According to Carol Giuseppi from Tourism Accommodation Australia, the Darling Harbour developments (which also includes a Sofitel rebranded from the Convention Centre Hotel) combined with those in the opposite Sydney central business district waterfront precinct of Barangaroo represent two-thirds of what the association puts at some 2,600 rooms in the pipeline.
 
The red tape
The Deloitte findings coincide with government statements that Australia needs boosted investment for up to 20,000 upscale hotel rooms—the equivalent of 16 hotels a year by 2020—in order to meet soaring demand from inbound tourists. 
 
The news follows the release of a tourism industry report by the government’s chief independent research and advisory body, the Productivity Commission.

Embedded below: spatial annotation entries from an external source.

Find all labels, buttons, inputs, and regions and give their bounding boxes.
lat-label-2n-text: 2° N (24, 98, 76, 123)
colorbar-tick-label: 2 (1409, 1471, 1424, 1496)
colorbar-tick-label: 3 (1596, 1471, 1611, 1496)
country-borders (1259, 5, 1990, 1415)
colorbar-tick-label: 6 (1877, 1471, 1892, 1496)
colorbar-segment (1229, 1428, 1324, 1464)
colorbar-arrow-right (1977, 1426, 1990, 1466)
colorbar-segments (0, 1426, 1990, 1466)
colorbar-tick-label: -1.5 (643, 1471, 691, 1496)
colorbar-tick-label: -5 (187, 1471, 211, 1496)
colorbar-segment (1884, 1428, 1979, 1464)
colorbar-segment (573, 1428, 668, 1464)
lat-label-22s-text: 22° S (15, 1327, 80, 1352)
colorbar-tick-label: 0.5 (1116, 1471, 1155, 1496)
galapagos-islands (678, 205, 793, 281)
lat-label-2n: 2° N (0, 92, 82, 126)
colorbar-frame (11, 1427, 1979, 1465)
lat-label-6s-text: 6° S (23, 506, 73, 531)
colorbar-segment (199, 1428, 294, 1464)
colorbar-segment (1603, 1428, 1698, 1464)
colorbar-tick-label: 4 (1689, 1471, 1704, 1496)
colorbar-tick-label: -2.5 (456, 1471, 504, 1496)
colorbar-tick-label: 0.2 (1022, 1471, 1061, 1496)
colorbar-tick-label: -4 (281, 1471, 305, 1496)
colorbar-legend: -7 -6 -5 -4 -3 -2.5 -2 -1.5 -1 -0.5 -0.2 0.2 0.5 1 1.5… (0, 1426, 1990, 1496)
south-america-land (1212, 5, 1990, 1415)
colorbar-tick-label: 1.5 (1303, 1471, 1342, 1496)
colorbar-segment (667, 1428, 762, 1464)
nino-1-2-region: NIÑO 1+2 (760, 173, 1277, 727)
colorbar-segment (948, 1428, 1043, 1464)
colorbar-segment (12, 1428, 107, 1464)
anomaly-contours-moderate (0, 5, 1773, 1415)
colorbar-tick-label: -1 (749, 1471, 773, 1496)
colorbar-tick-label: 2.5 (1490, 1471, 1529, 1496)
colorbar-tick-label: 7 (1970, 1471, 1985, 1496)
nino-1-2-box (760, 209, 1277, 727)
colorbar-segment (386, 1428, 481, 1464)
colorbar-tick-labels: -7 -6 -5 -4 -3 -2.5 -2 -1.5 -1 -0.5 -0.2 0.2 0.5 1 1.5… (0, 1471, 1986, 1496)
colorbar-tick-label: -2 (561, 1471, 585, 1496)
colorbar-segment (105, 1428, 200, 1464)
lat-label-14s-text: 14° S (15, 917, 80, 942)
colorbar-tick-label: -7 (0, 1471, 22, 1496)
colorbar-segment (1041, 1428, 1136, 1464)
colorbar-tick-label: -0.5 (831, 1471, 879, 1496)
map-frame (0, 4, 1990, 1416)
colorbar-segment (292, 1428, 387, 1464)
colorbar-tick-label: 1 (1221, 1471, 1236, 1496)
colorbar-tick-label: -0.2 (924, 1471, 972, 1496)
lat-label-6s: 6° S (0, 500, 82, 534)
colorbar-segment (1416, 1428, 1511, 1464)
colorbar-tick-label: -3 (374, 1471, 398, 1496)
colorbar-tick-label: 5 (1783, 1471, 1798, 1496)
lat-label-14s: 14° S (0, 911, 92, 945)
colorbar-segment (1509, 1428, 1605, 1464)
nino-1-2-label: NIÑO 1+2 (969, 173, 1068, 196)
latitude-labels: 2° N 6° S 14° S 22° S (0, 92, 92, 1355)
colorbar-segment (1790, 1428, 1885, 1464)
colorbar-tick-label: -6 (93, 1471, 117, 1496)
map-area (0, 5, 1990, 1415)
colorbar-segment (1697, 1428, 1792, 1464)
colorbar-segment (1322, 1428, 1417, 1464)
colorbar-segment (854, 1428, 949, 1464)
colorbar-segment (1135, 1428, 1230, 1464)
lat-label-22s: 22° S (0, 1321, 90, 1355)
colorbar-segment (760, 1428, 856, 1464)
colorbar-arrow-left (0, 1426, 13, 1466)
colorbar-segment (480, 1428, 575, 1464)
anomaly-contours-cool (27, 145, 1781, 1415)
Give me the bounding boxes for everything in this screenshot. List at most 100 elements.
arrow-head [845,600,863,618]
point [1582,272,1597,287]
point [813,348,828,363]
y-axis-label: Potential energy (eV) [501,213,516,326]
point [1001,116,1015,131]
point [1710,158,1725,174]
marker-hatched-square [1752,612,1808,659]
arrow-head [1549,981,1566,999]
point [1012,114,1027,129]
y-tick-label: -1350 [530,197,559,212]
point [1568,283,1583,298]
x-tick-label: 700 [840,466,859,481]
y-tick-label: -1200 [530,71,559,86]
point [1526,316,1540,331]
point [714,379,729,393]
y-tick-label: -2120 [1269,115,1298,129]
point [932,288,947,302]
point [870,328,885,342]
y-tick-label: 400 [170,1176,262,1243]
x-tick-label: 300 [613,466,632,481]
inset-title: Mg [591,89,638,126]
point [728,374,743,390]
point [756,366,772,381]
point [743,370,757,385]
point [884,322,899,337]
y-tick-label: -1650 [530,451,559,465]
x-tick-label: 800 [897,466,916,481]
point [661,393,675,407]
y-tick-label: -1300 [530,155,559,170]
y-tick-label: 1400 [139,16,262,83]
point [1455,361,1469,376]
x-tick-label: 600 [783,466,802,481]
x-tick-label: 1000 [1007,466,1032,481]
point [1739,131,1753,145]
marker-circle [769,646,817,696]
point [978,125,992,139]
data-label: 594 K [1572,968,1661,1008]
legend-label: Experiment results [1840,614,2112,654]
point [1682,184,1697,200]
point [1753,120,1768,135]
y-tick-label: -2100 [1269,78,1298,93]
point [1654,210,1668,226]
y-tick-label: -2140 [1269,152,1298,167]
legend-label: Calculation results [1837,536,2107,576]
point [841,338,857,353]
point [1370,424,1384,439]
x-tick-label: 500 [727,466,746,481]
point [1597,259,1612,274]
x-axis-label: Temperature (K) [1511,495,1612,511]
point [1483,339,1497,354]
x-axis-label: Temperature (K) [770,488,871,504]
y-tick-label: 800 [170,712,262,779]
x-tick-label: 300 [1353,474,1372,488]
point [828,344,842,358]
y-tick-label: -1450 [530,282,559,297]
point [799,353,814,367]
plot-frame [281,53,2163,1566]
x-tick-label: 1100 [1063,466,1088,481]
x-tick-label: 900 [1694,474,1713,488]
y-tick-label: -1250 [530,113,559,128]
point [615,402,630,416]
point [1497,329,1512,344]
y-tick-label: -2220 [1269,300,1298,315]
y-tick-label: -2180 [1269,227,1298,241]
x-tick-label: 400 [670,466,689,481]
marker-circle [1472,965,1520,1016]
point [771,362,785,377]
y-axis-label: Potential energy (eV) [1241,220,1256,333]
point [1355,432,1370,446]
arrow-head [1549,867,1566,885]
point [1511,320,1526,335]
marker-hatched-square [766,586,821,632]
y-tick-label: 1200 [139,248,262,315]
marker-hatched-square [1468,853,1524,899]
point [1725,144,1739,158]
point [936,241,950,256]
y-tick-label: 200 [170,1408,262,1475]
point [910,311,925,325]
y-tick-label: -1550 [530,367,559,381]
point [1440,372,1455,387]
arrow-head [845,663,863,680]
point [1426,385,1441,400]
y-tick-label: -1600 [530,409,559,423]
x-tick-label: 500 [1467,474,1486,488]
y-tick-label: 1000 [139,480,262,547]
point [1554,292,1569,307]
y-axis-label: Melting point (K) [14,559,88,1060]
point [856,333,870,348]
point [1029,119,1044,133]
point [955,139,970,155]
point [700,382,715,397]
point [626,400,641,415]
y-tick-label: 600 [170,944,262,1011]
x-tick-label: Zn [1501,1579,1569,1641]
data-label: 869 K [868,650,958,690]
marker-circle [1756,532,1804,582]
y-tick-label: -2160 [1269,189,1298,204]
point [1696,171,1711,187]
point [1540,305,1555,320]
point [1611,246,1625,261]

The Australia’s International Tourism Industry paper points to a crucial need for investment in high-quality tourism infrastructure, particularly hotel accommodation, as well as other investment obstacles.
 
It recommends the further freeing up of Australian gateway city airports to international carriers, especially Brisbane, Melbourne and Perth. 
 
“The report underscores the importance of further liberalizing air services agreements to remove constraints in key markets, such as the recent tripling of air capacity between Australia and China secured in January,” tourism minister Andrew Robb said in a statement.
 
Giuseppi said the government is addressing barriers to investment, but “excessive red tape” remains a big problem. While some hoteliers, she said, believe the market is best suited to 4-star hotels, the government feels the industry needs to start with high-end investors which will have a domino effect. 
 
“They could then look to developing hotels in other market segments,” she said.
 
The City of Sydney conversely feels there needs to be more mid-range hotels targeting Asian visitors. Based on research by Jones Lang La Salle, it predicts 5,800 new hotel rooms will open by 2022, about half of which are already in the development pipeline. 
 
Accor Pacific COO Simon McGrath believes recent hotel development in Sydney and Brisbane has shown considerable diversity. 
 
“The new supply covers everything from economy to 5-star, traditional (central business district)-style to boutique designer brands such as our MGallery hotels, and a number of major new hotels in commercial areas, such as the Pullman hotels under construction at Sydney and Brisbane airports. This will ensure that the new developments are relevant to growth in markets,” McGrath said.
 
In Perth, where Deloitte said hotels are feeling the pinch of the deflating mining boom with a 4% drop in occupancies, there are signs of improvement with some analysts predicting RevPAR growth between 2.6% and 7.4% in 2015. The forecasts, revealed in West Australian tourism’s latest hotel performance update also shows that of 1,900 rooms hoped for by 2020 the scales tip heavily toward upscale developments.
 
“The majority of the committed pipeline supply rooms are in the top end of pipeline (luxury segment) indicating the need for additional rooms in the lower end of the segments in order to ensure that all types of demand are provided for,” according to the report.
 
The need for more beds nationally, particularly in the major hubs, is only going to grow along with international tourism numbers, according to Deloitte. Its 2015 outlook forecasts the hotel market will continue to feed off tourism growth, bolstered by the favorable exchange rate, with no let-up in the growth of visitor numbers from Asia.